Quando tens uma mente agitada, todos os momentos são de análise. Não importa se está calor. Se estás na praia. Se a companhia é boa e levaste um livro. Não há nada que te distraia do mundo, da injustiça, da triste realidade que se abate diariamente sobre ti. Não é só o cartaz sorridente da menina que se candidatou à câmara do teu município, provavelmente para o limpar dos ratos ou para incentivar crianças violadas a manterem a gestação. É tudo. A conversa da pessoa que passa a defender o genocídio com o “não foi Israel que começou”. A rapariga a ler na toalha em permanente estado de alerta e que se encolhe um bocadinho sempre que passa um homem a falar mais alto. O jogo de... vólei?!... que acontece à tua frente e que te lembra a realidade da mulher na sociedade de hoje.

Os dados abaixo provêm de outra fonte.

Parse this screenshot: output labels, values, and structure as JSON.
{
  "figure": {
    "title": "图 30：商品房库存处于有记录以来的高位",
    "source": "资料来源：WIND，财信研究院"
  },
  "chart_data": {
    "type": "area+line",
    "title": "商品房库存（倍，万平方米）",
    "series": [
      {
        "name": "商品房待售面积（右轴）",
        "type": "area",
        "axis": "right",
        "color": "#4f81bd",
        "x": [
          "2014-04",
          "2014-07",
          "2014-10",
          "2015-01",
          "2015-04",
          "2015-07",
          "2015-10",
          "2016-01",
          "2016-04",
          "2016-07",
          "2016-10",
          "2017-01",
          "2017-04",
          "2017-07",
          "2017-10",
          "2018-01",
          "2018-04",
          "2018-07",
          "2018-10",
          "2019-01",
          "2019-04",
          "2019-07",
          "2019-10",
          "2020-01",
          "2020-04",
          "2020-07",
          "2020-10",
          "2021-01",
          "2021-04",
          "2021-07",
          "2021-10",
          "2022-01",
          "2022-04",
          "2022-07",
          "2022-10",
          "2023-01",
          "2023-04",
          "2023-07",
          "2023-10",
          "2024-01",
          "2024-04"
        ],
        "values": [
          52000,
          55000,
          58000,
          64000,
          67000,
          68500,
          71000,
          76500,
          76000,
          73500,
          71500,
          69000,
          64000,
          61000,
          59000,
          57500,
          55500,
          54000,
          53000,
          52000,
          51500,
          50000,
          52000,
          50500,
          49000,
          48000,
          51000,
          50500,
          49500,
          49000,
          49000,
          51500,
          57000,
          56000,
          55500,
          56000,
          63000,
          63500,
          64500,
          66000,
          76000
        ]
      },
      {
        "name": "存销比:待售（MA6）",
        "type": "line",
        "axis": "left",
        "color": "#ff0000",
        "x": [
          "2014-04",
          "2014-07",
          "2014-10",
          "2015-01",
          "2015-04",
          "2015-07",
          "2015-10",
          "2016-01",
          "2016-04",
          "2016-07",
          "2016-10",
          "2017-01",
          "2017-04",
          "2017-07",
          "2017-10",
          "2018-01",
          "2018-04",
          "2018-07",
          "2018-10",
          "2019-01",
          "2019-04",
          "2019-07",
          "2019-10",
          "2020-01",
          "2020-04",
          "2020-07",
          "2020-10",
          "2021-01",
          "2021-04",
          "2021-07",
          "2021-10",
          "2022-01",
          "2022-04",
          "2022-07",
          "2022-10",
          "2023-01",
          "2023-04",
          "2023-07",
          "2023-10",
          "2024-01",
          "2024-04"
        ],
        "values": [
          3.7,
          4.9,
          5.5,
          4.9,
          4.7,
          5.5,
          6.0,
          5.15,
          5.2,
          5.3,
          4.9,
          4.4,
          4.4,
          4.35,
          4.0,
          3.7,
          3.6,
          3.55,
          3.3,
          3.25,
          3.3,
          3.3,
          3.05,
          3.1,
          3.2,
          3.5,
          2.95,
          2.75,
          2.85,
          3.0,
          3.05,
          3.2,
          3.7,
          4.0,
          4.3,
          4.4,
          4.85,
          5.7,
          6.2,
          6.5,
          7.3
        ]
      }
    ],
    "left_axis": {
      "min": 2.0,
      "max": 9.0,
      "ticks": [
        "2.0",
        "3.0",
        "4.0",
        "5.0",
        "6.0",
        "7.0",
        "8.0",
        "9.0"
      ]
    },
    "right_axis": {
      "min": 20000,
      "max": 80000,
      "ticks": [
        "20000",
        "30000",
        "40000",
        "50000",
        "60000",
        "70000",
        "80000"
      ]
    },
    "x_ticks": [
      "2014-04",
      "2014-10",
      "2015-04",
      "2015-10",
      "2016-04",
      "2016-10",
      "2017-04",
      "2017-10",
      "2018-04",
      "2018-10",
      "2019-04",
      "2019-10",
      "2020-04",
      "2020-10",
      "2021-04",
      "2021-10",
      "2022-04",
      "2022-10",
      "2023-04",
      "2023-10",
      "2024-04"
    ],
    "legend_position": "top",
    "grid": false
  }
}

Atentai, senhoras e senhores, penso com ironia, ao jogo mais equilibrado de todos os tempos! De um lado temos quatro homens, físico relativamente treinado e experiência de jogo. Do outro, sete raparigas, todas pequenas e jovens – a maioria não terá mais de um metro e quarenta e a mais velha (a única mais velha) não terá mais de treze ou catorze anos, enquanto a mais nova não terá mais de seis ou sete. Jogo equilibrado, julgam eles! Estou absolutamente certa, porque os ouvi, à chegada, dizerem: vocês fazem uma equipa. Para equilibrar forças, certo? Condescendentemente, até permitem que elas, não sendo um jogo formal, possam dar mais de três toques na bola, enquanto eles – coitados! – têm de se ater às regras.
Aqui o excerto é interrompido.